В мозгу фон Гетца будто вспыхнула яркая лампочка.
"Ну, конечно! - вспомнил он. - Это тот самый паром, на котором эсэсовцы собирались перевозить нас через пролив!"
- Как потопили?! - вырвалось у него.
- Натурально. В щепки. Никто не выжил. Передали, что самолеты выпустили по нему торпеды, а потом сделали разворот и сбросили на место крушения несколько бомб. Никого не спасли с того парома.
- Рауль! Рауль! Просыпайтесь! Да просыпайтесь же! - фон Гетц стал энергично тормошить Валленштейна, который спал, повернувшись лицом к стене и, вероятно, обиженный на то, что такой талантливый дуэт распался, не издавал никаких звуков - ни храпа, ни сопения.

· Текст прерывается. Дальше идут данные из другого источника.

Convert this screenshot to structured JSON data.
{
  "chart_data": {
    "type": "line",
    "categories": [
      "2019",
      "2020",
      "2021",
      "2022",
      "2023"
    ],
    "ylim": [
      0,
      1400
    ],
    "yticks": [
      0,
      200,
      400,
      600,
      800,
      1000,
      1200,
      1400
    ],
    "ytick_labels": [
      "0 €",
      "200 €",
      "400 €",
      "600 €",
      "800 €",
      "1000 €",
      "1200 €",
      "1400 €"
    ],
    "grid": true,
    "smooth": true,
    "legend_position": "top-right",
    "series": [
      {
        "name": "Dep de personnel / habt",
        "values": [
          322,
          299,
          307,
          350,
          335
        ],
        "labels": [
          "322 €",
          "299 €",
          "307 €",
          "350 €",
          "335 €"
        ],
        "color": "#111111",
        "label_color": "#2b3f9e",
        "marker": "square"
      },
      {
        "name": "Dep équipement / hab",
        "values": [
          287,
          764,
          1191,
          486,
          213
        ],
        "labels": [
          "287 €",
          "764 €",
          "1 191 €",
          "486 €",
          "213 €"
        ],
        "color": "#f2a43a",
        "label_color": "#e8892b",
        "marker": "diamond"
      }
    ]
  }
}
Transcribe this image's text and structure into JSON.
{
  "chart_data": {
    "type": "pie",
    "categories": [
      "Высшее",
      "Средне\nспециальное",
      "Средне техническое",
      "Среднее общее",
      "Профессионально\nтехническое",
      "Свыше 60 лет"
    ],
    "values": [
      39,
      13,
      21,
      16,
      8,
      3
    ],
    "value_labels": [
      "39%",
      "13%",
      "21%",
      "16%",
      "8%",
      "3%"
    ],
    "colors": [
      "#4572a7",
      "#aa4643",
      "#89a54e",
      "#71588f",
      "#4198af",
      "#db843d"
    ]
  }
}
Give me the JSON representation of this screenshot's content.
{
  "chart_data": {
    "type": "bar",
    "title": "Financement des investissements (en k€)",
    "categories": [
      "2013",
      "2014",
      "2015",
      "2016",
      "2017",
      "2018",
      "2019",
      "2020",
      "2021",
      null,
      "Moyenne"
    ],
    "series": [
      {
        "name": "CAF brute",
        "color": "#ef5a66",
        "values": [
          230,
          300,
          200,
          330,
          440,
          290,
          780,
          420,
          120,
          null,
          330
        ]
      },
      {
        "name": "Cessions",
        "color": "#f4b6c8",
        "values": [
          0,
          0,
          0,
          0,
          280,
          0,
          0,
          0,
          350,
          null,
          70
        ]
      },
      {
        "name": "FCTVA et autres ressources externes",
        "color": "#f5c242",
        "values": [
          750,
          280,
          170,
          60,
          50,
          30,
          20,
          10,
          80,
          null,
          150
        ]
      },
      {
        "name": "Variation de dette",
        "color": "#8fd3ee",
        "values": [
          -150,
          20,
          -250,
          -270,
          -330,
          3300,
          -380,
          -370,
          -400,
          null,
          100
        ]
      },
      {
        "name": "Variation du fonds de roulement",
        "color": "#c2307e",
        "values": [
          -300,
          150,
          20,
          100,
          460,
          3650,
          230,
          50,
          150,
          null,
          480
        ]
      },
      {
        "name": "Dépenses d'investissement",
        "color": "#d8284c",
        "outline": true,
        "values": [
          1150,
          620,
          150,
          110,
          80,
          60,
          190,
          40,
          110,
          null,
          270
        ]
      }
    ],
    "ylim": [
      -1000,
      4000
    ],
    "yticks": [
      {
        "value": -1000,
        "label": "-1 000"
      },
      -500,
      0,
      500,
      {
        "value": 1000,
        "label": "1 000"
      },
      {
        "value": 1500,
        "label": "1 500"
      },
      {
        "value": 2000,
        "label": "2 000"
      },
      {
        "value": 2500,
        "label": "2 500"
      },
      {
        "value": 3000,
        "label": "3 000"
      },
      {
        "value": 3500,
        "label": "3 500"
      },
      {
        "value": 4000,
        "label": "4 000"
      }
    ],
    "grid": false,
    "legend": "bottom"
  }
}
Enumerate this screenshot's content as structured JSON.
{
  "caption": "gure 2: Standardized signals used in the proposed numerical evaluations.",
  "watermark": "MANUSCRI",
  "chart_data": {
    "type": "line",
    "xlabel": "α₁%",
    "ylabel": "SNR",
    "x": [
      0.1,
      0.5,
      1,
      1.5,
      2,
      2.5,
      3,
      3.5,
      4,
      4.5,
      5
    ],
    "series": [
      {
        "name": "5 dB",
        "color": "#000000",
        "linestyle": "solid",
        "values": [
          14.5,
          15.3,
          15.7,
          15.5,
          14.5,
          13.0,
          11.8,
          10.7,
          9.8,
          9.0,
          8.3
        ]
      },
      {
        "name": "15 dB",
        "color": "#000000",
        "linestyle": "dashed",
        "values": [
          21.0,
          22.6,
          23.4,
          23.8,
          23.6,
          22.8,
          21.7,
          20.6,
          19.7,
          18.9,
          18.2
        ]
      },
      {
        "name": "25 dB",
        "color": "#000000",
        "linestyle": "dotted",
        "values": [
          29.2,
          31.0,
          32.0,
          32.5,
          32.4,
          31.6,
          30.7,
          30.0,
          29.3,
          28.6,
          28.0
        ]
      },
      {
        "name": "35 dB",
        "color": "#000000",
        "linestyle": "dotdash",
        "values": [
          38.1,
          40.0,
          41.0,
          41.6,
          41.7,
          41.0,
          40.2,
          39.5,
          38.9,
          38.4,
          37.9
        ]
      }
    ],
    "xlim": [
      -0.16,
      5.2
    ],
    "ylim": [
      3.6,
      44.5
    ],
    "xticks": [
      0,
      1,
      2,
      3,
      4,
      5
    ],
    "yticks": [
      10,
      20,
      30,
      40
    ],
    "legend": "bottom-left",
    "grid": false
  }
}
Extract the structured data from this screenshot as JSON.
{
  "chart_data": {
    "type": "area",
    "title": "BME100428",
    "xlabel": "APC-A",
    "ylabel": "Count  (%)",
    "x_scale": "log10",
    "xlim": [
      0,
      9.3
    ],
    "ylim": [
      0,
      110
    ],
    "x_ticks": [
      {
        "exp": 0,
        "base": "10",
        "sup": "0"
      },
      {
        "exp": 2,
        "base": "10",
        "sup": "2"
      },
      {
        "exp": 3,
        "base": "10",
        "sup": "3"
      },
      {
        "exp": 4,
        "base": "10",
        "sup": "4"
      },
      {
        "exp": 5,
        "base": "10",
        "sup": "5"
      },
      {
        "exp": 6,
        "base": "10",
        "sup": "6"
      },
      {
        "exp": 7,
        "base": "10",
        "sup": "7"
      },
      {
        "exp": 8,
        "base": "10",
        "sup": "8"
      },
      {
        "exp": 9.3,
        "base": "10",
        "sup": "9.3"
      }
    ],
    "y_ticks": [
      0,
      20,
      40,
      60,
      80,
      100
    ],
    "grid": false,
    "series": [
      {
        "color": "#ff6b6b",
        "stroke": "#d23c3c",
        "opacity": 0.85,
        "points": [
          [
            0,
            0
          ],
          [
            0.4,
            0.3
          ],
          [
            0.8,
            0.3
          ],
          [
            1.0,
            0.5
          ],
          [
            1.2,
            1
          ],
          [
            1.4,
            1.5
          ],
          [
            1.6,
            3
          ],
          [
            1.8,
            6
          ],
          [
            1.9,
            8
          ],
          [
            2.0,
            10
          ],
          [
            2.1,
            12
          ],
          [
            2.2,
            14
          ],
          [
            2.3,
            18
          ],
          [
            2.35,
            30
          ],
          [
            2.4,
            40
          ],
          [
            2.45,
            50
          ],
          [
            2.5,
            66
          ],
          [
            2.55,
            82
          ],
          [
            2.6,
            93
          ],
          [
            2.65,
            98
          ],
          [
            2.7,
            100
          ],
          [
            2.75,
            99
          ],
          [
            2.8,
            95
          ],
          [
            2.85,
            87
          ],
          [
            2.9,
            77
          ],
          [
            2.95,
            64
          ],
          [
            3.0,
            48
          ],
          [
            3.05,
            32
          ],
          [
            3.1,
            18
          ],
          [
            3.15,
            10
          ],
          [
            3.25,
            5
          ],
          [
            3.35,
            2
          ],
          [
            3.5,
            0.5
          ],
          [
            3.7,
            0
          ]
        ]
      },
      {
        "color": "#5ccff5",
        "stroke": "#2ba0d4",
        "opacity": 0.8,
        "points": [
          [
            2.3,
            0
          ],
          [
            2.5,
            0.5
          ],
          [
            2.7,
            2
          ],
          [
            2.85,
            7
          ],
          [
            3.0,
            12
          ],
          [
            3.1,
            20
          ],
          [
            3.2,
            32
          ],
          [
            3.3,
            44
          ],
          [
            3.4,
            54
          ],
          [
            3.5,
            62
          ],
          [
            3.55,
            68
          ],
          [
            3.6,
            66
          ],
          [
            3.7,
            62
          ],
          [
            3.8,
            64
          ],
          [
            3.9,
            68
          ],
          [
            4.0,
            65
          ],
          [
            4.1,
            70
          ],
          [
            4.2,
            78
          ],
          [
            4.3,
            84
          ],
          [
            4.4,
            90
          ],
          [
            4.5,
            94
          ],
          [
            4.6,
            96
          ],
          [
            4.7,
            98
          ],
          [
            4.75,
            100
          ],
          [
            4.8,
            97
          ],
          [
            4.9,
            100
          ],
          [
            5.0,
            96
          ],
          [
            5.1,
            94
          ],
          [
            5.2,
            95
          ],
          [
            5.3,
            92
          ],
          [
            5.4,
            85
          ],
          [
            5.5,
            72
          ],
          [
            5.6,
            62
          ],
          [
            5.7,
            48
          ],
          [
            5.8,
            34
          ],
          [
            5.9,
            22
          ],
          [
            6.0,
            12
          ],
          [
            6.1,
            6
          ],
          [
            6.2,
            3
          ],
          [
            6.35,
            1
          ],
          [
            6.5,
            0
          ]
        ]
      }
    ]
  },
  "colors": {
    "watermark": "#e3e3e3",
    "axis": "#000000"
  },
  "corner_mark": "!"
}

- В чем дело? - Валленштейн нехотя перевернулся на спину и открыл глаза. - Который час?
- Половина четвертого, - сообщил Коля. - Вы проспали почти двенадцать часов.
- Рауль! Вы слышали, потоплен паром "Лапландия"!
- Ну и что? Каждый день кого-то топят. То немцы англичан, то англичане немцев. Зачем было меня будить из-за такого пустяка?
- Рауль! Проснитесь же вы наконец! Это тот самый паром, на котором нас должны были переправить на материк. По-вашему, такое совпадение - случайность?
Сон мигом слетел с Валленштейна, как минуту назад слетел он с фон Гетца.
- Когда? - спросил он у Конрада.
- Вчера вечером. Сегодня уже два раза про тот паром в новостях передавали. Это такая трагедия, - ответил за него Коля.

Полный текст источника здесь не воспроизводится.